Guide to Software Export: A Handbook for International Software Sales, by Roger A. Philips '67 (International Business Press, $49.95) -- Provides a step-by-step approach to initiating and expanding international software sales. Philips is vice-president of Landmark Systems Corporation.
Health Communication: Lessons from Family Planning and Reproductive Health, by Phyllis Tilson Piotrow, D. Lawrence Kincaid, Jose G. Rimon II *84, and Ward Rinehart (Praeger, $24.95) -- The authors show how applying social-science theory to health communication can revolutionize health promotion in developing nations. Rimon is a project director at the Center for Communication Progress at Johns Hopkins University.

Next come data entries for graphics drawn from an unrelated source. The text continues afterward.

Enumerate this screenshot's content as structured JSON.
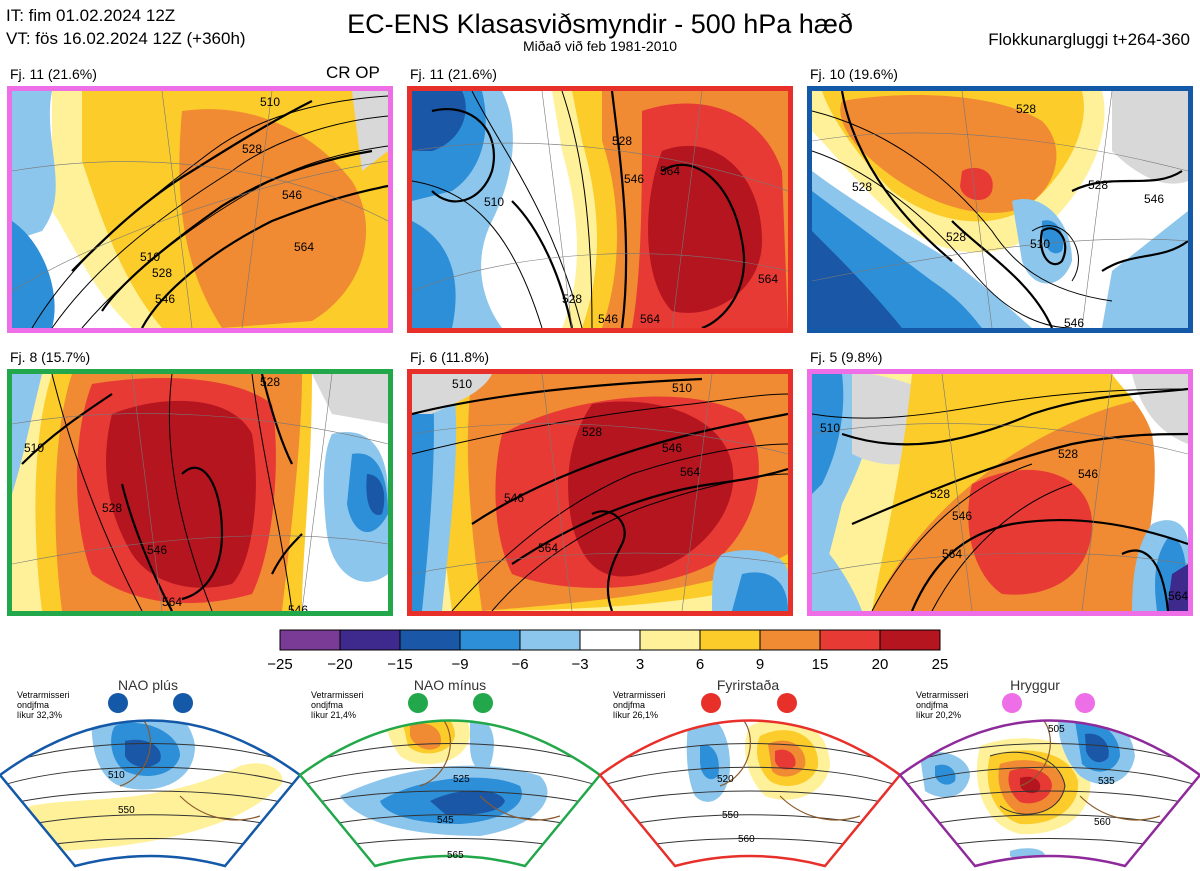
{
  "header": {
    "it_line": "IT: fim 01.02.2024 12Z",
    "vt_line": "VT: fös 16.02.2024 12Z  (+360h)",
    "title": "EC-ENS Klasasviðsmyndir - 500 hPa hæð",
    "subtitle": "Miðað við feb 1981-2010",
    "window": "Flokkunargluggi t+264-360"
  },
  "clusters": [
    {
      "label": "Fj. 11 (21.6%)",
      "border_color": "#ee6ee8",
      "extra": "CR OP",
      "contour_labels": [
        "510",
        "528",
        "546",
        "564",
        "510",
        "528",
        "546"
      ]
    },
    {
      "label": "Fj. 11 (21.6%)",
      "border_color": "#e8302a",
      "extra": "",
      "contour_labels": [
        "510",
        "528",
        "546",
        "564",
        "564",
        "528",
        "546",
        "564"
      ]
    },
    {
      "label": "Fj. 10 (19.6%)",
      "border_color": "#1458a8",
      "extra": "",
      "contour_labels": [
        "528",
        "528",
        "528",
        "510",
        "528",
        "546",
        "546"
      ]
    },
    {
      "label": "Fj. 8 (15.7%)",
      "border_color": "#22a84a",
      "extra": "",
      "contour_labels": [
        "510",
        "528",
        "546",
        "564",
        "546",
        "528"
      ]
    },
    {
      "label": "Fj. 6 (11.8%)",
      "border_color": "#e8302a",
      "extra": "",
      "contour_labels": [
        "510",
        "510",
        "528",
        "546",
        "564",
        "546",
        "564"
      ]
    },
    {
      "label": "Fj. 5 (9.8%)",
      "border_color": "#ee6ee8",
      "extra": "",
      "contour_labels": [
        "510",
        "528",
        "528",
        "546",
        "546",
        "564",
        "564"
      ]
    }
  ],
  "colorbar": {
    "ticks": [
      "−25",
      "−20",
      "−15",
      "−9",
      "−6",
      "−3",
      "3",
      "6",
      "9",
      "15",
      "20",
      "25"
    ],
    "colors": [
      "#7a3b96",
      "#3d2a8c",
      "#1a57a6",
      "#2d8fd8",
      "#8dc6ec",
      "#ffffff",
      "#fff19a",
      "#fbcc2a",
      "#f08a33",
      "#e83a35",
      "#b5151f"
    ]
  },
  "regimes": [
    {
      "name": "NAO plús",
      "color": "#1458a8",
      "note": [
        "Vetrarmisseri",
        "ondjfma",
        "líkur 32,3%"
      ],
      "labels": [
        "510",
        "550"
      ]
    },
    {
      "name": "NAO mínus",
      "color": "#22a84a",
      "note": [
        "Vetrarmisseri",
        "ondjfma",
        "líkur 21,4%"
      ],
      "labels": [
        "525",
        "545",
        "565"
      ]
    },
    {
      "name": "Fyrirstaða",
      "color": "#e8302a",
      "note": [
        "Vetrarmisseri",
        "ondjfma",
        "líkur 26,1%"
      ],
      "labels": [
        "520",
        "550",
        "560"
      ]
    },
    {
      "name": "Hryggur",
      "color": "#8e2a9a",
      "dot_color": "#ee6ee8",
      "note": [
        "Vetrarmisseri",
        "ondjfma",
        "líkur 20,2%"
      ],
      "labels": [
        "505",
        "535",
        "560"
      ]
    }
  ]
}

Letters from the "Old Home Place": Anxieties and Aspirations in Rural New England, 1836-1843, edited by Mary Babson Fuhrer '79 (Boylston Historical Society, P.O. Box 459, Boylston, MA 01505) -- Over 70 letters from the White Family Collection at Old Sturbridge Village, providing insights on rural life in Jacksonian America. Fuhrer is a historian at Fruitlands Museums in Harvard, Massachusetts.
The Mirror of Justice: Literary Reflections of Legal Crises, by Theodore Ziolkowski (Princeton, $47.50) -- Using principles from the anthropological theory of legal evolution, the author analyzes major works of literature that reflect crises in the development of Western law. Ziolkowski is the Class of 1900 Professor of German and comparative literature.